Data scalability for long-horizon GUI agent learning

Develop scalable data generation and curation methodologies that enable long-horizon training of GUI-centered agents by producing large-scale interactive trajectories with reasoning, actions, environment states, and feedback at feasible cost.

Background

The report frames data scarcity as a core bottleneck for GUI agents, noting that unlike text or code corpora, high-quality long-horizon trajectories capturing detailed reasoning and interaction are costly to collect at scale. The authors propose a Data Flywheel to co-evolve model and data, but they identify the broader problem of achieving scalable data strategies for long-horizon GUI learning as an outstanding challenge.

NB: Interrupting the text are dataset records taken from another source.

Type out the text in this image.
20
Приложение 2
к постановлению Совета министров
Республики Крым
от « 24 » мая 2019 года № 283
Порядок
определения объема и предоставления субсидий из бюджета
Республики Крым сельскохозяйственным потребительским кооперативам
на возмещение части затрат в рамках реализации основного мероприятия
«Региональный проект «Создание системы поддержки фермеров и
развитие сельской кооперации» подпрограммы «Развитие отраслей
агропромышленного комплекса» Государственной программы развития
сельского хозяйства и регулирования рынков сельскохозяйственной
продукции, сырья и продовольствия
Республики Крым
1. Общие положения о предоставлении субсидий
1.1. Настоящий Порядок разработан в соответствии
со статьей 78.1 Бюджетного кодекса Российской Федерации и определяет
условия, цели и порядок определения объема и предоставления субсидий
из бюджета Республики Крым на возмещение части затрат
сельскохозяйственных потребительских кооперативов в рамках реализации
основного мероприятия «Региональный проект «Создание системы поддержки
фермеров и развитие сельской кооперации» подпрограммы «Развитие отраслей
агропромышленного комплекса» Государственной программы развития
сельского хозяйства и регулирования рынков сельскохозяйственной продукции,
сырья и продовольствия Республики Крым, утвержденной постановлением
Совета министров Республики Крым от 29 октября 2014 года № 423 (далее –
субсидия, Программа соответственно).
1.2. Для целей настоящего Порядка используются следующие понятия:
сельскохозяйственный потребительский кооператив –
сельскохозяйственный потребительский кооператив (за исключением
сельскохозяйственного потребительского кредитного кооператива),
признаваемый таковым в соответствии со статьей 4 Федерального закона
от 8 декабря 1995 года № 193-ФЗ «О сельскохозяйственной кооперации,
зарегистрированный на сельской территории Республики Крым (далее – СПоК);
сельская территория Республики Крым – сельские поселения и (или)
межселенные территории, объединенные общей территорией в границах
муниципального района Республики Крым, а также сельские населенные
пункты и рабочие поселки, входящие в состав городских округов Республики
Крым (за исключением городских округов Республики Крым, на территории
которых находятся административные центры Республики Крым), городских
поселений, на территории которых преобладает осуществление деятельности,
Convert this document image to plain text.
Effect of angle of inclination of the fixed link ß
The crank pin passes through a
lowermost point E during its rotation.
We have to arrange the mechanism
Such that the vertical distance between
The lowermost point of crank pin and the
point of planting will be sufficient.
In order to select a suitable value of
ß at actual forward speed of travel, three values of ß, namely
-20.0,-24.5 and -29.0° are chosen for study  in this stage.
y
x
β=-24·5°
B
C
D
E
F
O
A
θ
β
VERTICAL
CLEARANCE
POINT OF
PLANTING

This problem is explicitly grouped among the open problems highlighted in the abstract, motivating the methodological pillars introduced later: continual pre-training, supervised fine-tuning, rejection sampling, and multi-turn reinforcement learning to improve data quality and diversity iteratively.

References

While recent advances in native agent models have shown promise by unifying perception, reasoning, action, and memory through end-to-end learning, open problems remain in data scalability, multi-turn reinforcement learning (RL), the limitations of GUI-only operation, and environment stability.

UI-TARS-2 Technical Report: Advancing GUI Agent with Multi-Turn Reinforcement Learning  (2509.02544 - Wang et al., 2 Sep 2025) in Abstract (Page 1)